Other bias Unclear risk Positive outcomes emphasised in the discussion, but lack of clinically significant findings despite statistical significance were played down because of the use of reporting means of rating scales rather than any dichotomous outcomes.
Study is of small sample size, allocation concealment poorly described; unequal groups at beginning regarding severity of disease. The duration of pain/symptoms at baseline is not reported, which is vital information when studying a self limiting condition.
Despite these issues, the discussion claims “Analysis between groups showed that the homeopathic complex outperformed placebo, with a large effect size.
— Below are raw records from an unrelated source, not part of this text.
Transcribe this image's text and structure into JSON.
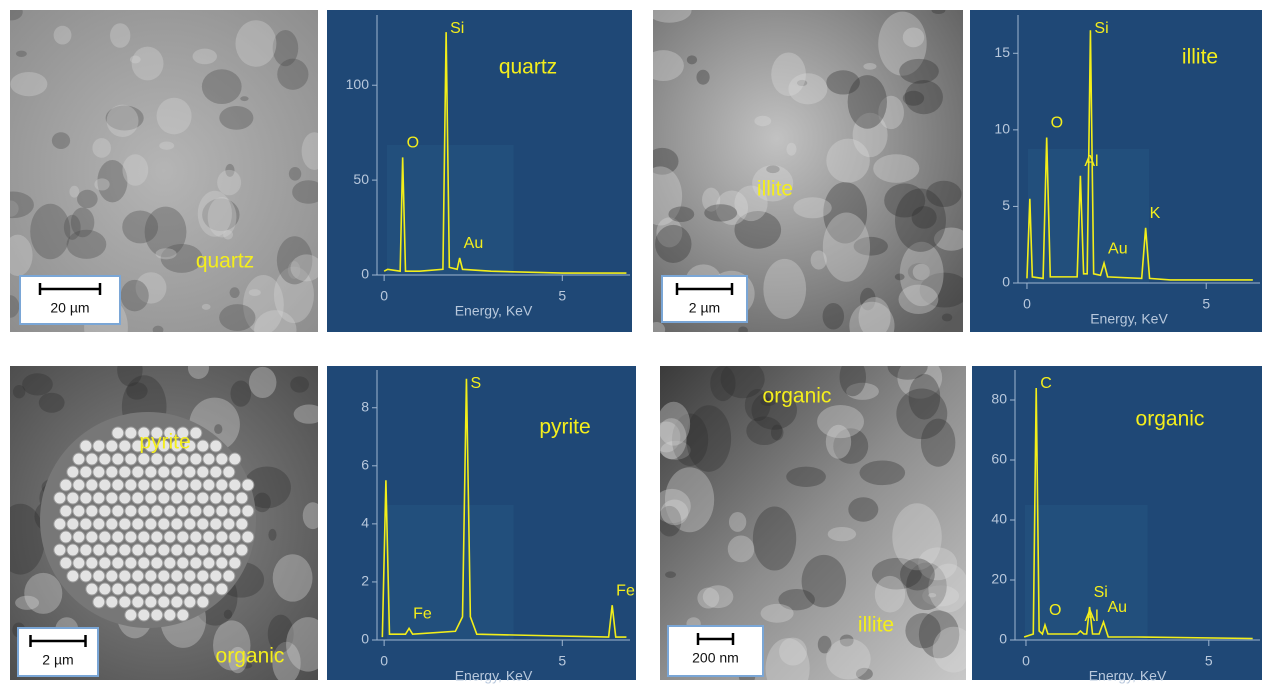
{
  "chart_data": [
    {
      "type": "line",
      "title": "quartz",
      "xlabel": "Energy,  KeV",
      "color": "#f2ee1a",
      "x": [
        0,
        0.1,
        0.45,
        0.52,
        0.6,
        1.0,
        1.65,
        1.74,
        1.83,
        2.05,
        2.12,
        2.2,
        3,
        5,
        6.8
      ],
      "values": [
        2,
        3,
        2,
        62,
        2,
        2,
        3,
        128,
        4,
        3,
        9,
        3,
        2,
        1,
        1
      ],
      "xlim": [
        -0.2,
        6.9
      ],
      "ylim": [
        0,
        137
      ],
      "xticks": [
        0,
        5
      ],
      "yticks": [
        0,
        50,
        100
      ],
      "peak_labels": [
        {
          "text": "O",
          "x": 0.52
        },
        {
          "text": "Si",
          "x": 1.74
        },
        {
          "text": "Au",
          "x": 2.12
        }
      ]
    },
    {
      "type": "line",
      "title": "illite",
      "xlabel": "Energy,  KeV",
      "color": "#f2ee1a",
      "x": [
        0,
        0.08,
        0.15,
        0.45,
        0.55,
        0.65,
        1.4,
        1.49,
        1.58,
        1.68,
        1.77,
        1.86,
        2.05,
        2.15,
        2.25,
        3.2,
        3.31,
        3.42,
        4,
        6.3
      ],
      "values": [
        0.3,
        5.5,
        0.4,
        0.3,
        9.5,
        0.4,
        0.4,
        7,
        0.6,
        0.6,
        16.5,
        0.6,
        0.5,
        1.3,
        0.4,
        0.3,
        3.6,
        0.3,
        0.2,
        0.2
      ],
      "xlim": [
        -0.25,
        6.5
      ],
      "ylim": [
        0,
        17.5
      ],
      "xticks": [
        0,
        5
      ],
      "yticks": [
        0,
        5,
        10,
        15
      ],
      "peak_labels": [
        {
          "text": "O",
          "x": 0.55
        },
        {
          "text": "Al",
          "x": 1.49
        },
        {
          "text": "Si",
          "x": 1.77
        },
        {
          "text": "Au",
          "x": 2.15
        },
        {
          "text": "K",
          "x": 3.31
        }
      ]
    },
    {
      "type": "line",
      "title": "pyrite",
      "xlabel": "Energy,  KeV",
      "color": "#f2ee1a",
      "x": [
        -0.05,
        0.05,
        0.15,
        0.6,
        0.7,
        0.8,
        2.0,
        2.2,
        2.31,
        2.42,
        2.6,
        6.3,
        6.4,
        6.5,
        6.8
      ],
      "values": [
        0.1,
        5.5,
        0.2,
        0.2,
        0.4,
        0.2,
        0.3,
        0.8,
        9,
        0.8,
        0.2,
        0.1,
        1.2,
        0.1,
        0.1
      ],
      "xlim": [
        -0.2,
        6.9
      ],
      "ylim": [
        0,
        9.3
      ],
      "xticks": [
        0,
        5
      ],
      "yticks": [
        0,
        2,
        4,
        6,
        8
      ],
      "peak_labels": [
        {
          "text": "S",
          "x": 2.31
        },
        {
          "text": "Fe",
          "x": 0.7
        },
        {
          "text": "Fe",
          "x": 6.4
        }
      ]
    },
    {
      "type": "line",
      "title": "organic",
      "xlabel": "Energy,  KeV",
      "color": "#f2ee1a",
      "x": [
        -0.05,
        0.2,
        0.28,
        0.36,
        0.45,
        0.52,
        0.6,
        1.4,
        1.49,
        1.58,
        1.66,
        1.74,
        1.82,
        2.0,
        2.12,
        2.25,
        3,
        6.2
      ],
      "values": [
        1,
        2,
        84,
        3,
        2,
        5,
        2,
        2,
        3,
        2,
        2,
        11,
        2,
        2,
        6,
        1,
        1,
        0.5
      ],
      "xlim": [
        -0.3,
        6.4
      ],
      "ylim": [
        0,
        90
      ],
      "xticks": [
        0,
        5
      ],
      "yticks": [
        0,
        20,
        40,
        60,
        80
      ],
      "peak_labels": [
        {
          "text": "C",
          "x": 0.28
        },
        {
          "text": "O",
          "x": 0.52
        },
        {
          "text": "Al",
          "x": 1.49
        },
        {
          "text": "Si",
          "x": 1.74
        },
        {
          "text": "Au",
          "x": 2.12
        }
      ]
    }
  ],
  "images": [
    {
      "labels": [
        "quartz"
      ],
      "scale_bar": "20 µm"
    },
    {
      "labels": [
        "illite"
      ],
      "scale_bar": "2 µm"
    },
    {
      "labels": [
        "pyrite",
        "organic"
      ],
      "scale_bar": "2 µm"
    },
    {
      "labels": [
        "organic",
        "illite"
      ],
      "scale_bar": "200 nm"
    }
  ]
}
The associated symptom of pain on swallowing also significantly improved over time, while the placebo group did not”. (p. 872)
Intervention stated to be well tolerated with no adverse events, however very small sample size with population from a single source and demographic group.
Children were self administering medication sublingually with aid of a leaflet – no mechanism described to ensure correct administration technique or adherence.